The other major challenge was working with multiple LLMs simultaneously. Different models respond differently to the same prompt, handle tool calls with varying reliability, and hit rate limits at the worst possible moments. Wrangling that unpredictability into a consistent, repeatable benchmark required more defensive engineering than we anticipated.
But that unpredictability was also the most fun part. Every conversation between the two agents is different.
The most rewarding part of building CrossWire was watching the agents actually talk to each other.

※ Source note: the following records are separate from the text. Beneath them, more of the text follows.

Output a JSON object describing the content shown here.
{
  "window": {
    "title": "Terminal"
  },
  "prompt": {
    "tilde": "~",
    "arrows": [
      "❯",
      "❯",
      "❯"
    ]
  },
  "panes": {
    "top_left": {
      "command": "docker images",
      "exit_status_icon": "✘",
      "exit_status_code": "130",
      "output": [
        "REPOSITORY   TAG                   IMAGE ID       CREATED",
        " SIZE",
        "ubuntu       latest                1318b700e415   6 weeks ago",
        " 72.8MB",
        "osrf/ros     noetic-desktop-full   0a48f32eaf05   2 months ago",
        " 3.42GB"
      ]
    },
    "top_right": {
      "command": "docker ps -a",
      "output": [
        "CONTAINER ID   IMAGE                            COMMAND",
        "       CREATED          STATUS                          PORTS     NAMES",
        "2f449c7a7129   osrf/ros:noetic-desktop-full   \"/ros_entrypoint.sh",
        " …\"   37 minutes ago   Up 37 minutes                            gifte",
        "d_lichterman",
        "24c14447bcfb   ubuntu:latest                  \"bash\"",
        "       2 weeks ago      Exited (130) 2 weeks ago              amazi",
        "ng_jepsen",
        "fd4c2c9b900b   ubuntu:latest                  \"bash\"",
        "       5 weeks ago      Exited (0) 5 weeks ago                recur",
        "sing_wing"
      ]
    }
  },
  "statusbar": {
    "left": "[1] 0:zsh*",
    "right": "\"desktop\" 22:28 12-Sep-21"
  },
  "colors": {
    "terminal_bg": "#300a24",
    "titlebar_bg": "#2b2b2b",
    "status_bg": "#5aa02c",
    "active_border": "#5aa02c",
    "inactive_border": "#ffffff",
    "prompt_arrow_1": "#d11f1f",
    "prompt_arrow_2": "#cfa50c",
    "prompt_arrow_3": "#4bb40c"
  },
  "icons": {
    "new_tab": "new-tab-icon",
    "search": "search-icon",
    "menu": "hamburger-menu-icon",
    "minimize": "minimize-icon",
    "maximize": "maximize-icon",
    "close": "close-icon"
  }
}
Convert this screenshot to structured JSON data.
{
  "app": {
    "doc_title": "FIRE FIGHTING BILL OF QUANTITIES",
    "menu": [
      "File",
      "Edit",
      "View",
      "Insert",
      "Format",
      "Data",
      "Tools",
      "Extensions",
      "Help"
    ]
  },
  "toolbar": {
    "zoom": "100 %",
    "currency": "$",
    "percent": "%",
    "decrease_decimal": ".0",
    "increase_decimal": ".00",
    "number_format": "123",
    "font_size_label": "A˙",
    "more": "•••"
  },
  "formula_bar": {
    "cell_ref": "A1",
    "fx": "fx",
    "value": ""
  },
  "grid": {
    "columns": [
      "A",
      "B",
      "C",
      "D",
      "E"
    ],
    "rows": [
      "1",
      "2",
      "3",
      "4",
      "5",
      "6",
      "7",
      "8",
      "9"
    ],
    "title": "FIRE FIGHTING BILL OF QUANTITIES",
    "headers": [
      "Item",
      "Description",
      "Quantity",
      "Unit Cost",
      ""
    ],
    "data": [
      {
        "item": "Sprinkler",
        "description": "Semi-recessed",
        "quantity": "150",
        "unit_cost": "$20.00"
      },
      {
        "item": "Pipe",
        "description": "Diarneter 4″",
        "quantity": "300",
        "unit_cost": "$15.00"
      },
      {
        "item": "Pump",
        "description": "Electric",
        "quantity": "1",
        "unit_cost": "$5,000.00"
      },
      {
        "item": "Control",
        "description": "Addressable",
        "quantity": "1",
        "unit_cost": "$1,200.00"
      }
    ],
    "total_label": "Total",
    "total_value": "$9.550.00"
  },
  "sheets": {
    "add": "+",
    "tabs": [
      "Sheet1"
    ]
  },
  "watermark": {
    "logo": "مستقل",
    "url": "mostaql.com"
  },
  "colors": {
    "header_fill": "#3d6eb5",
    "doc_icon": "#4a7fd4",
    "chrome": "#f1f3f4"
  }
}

We were able to record evaluations of models in a spreadsheet
Every run surprised us; a model that struggles early will course-correct mid-conversation. Two models that seem mismatched will suddenly click and defuse a module in two turns.
That quality of interaction is what we're most proud of.
We're also proud of how we worked as a team. CrossWire started as a idea in a conversation and turned into a real, running project with a game engine, a benchmark harness, a terminal UI, and a results pipeline — all built collaboratively under time pressure. Building something real, from scratch, as a team — that's the other thing we're taking away from this.
CrossWire pushed all of us technically in ways we didn't expect.
Tool calling was new territory for most of the team. Learning how to structure tool definitions, route calls through an orchestration layer, and feed results back into a conversation loop gave us a much deeper understanding of how agentic AI systems actually work under the hood. Rich taught us terminal output. Beyond the technical, we also grew as a team.
We came in knowing how to write Python. We're leaving knowing how to build, we got better at as the weekend went on.
CrossWire is just a game a framework, our goal is to develop it into a real-world application.
We'd like to add image recognition modules, where the defuser submits a photo of a puzzle component and the agents reason over visual input together; a natural next step toward testing multimodal coordination.
Due to the limited time nature of a hackathon, on the infrastructure side, we want to move the terminal UI to a web interface; a live dashboard that visualizes agent communication turn by turn, making the benchmark results more accessible and presentable.
And of course, more modules. The richer the puzzle set, the more signal the benchmark produces.
Finally, we want to add a post-run debrief — after each game, a third model reviews the full conversation transcript and produces a structured reflection: where the agents miscommunicated, what they got right, which turns were decisive, and where time was wasted; like a coaching report.